A slew of events are slated throughout October, with some scheduled into the new year. Because of the ongoing coronavirus pandemic, some events will be held online on YouTube Live, while in-person events will have limited capacity and require attendees wear facemasks.
“Our video programming is beautiful, high-quality and will make you feel as if you’re there live,” said Holly Packard Cobb, the institute’s executive director.
“But we really felt people wanted to get out and experience some events in-person, so we designed many outdoors and following COVID guidelines.”
Margo and Packard Cobb said that though the events will be on a smaller scale, their importance and impact remain wide-reaching.
Born in El Paso in 1907, Lea attended El Paso High School and spent his summers in Santa Fe, New Mexico.
He studied at the Art Institute of Chicago, but left school to work on murals. After traveling to Paris and Italy, he returned to Santa Fe and then to El Paso.
He completed murals in Wisconsin, Missouri and across Texas before being hired by LIFE Magazine, serving as a war correspondent during World War II. He later was aassigned to Mexico to document the history of beef cattle.
Over the years, he authored and illustrated books, painted more murals across El Paso and the Southwest, and became a studio painter.
He died on Jan. 29, 2001, in his hometown, leaving behind a treasure trove of art, stories – and friends.

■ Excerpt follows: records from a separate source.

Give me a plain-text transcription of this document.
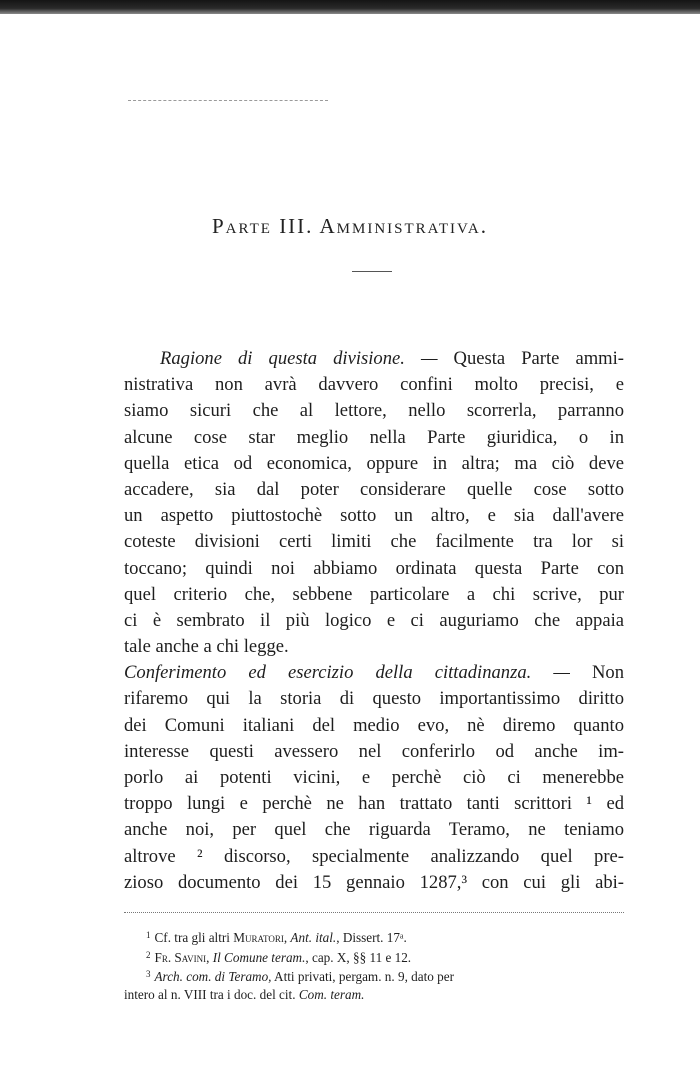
Parte III. Amministrativa.
Ragione di questa divisione. — Questa Parte ammi-
nistrativa non avrà davvero confini molto precisi, e
siamo sicuri che al lettore, nello scorrerla, parranno
alcune cose star meglio nella Parte giuridica, o in
quella etica od economica, oppure in altra; ma ciò deve
accadere, sia dal poter considerare quelle cose sotto
un aspetto piuttostochè sotto un altro, e sia dall'avere
coteste divisioni certi limiti che facilmente tra lor si
toccano; quindi noi abbiamo ordinata questa Parte con
quel criterio che, sebbene particolare a chi scrive, pur
ci è sembrato il più logico e ci auguriamo che appaia
tale anche a chi legge.
Conferimento ed esercizio della cittadinanza. — Non
rifaremo qui la storia di questo importantissimo diritto
dei Comuni italiani del medio evo, nè diremo quanto
interesse questi avessero nel conferirlo od anche im-
porlo ai potenti vicini, e perchè ciò ci menerebbe
troppo lungi e perchè ne han trattato tanti scrittori ¹ ed
anche noi, per quel che riguarda Teramo, ne teniamo
altrove ² discorso, specialmente analizzando quel pre-
zioso documento dei 15 gennaio 1287,³ con cui gli abi-
$^1$ Cf. tra gli altri Muratori, Ant. ital., Dissert. 17ᵃ.
$^2$ Fr. Savini, Il Comune teram., cap. X, §§ 11 e 12.
$^3$ Arch. com. di Teramo, Atti privati, pergam. n. 9, dato per
intero al n. VIII tra i doc. del cit. Com. teram.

“His friendships marked significant milestones in his life,” Packard Cobb said.
That included politicians, business and community leaders, and other artists and writers such as notable printer, book designer and typographer Carl Hertzog; sculptor Urbici Soler, who built the 39-foot-tall statue of Christ on Mount Cristo Rey; and Jose Cisneros, the world-class Mexican illustrator who settled in El Paso after the Mexican Revolution.
Many others Lea considered friends were everyday people, some of whom he sketched or painted not always knowing them intimately.
One of those is Juan Sánchez, the name he gave a man he sketched in Mexico.
That striking and detailed painting titled “Qué Tal, Juan Sánchez?,’ depicting a strong, dark-skinned man wearing a blue shirt and sombrero atop a horse, is on the cover of this year’s Tom Lea Month promotional materials.
Lea wrote that it was unclear to him if Sánchez was a horse thief, a revolutionary or just a man on a horse.
But he was so intrigued he made him the subject of a verse in his book, “A Picture Gallery: Paintings and Drawings by Tom Lea,” which in part reads:
“How did you ride, Juan Sánchez?”
I rode as a horseman will ride,
I rode alone, dry, with hunger,
I rode touching lightly, with pride.”
“Lea would always say all of his opportunities came from friends,” Margo said. “And he sure had a lot of them.”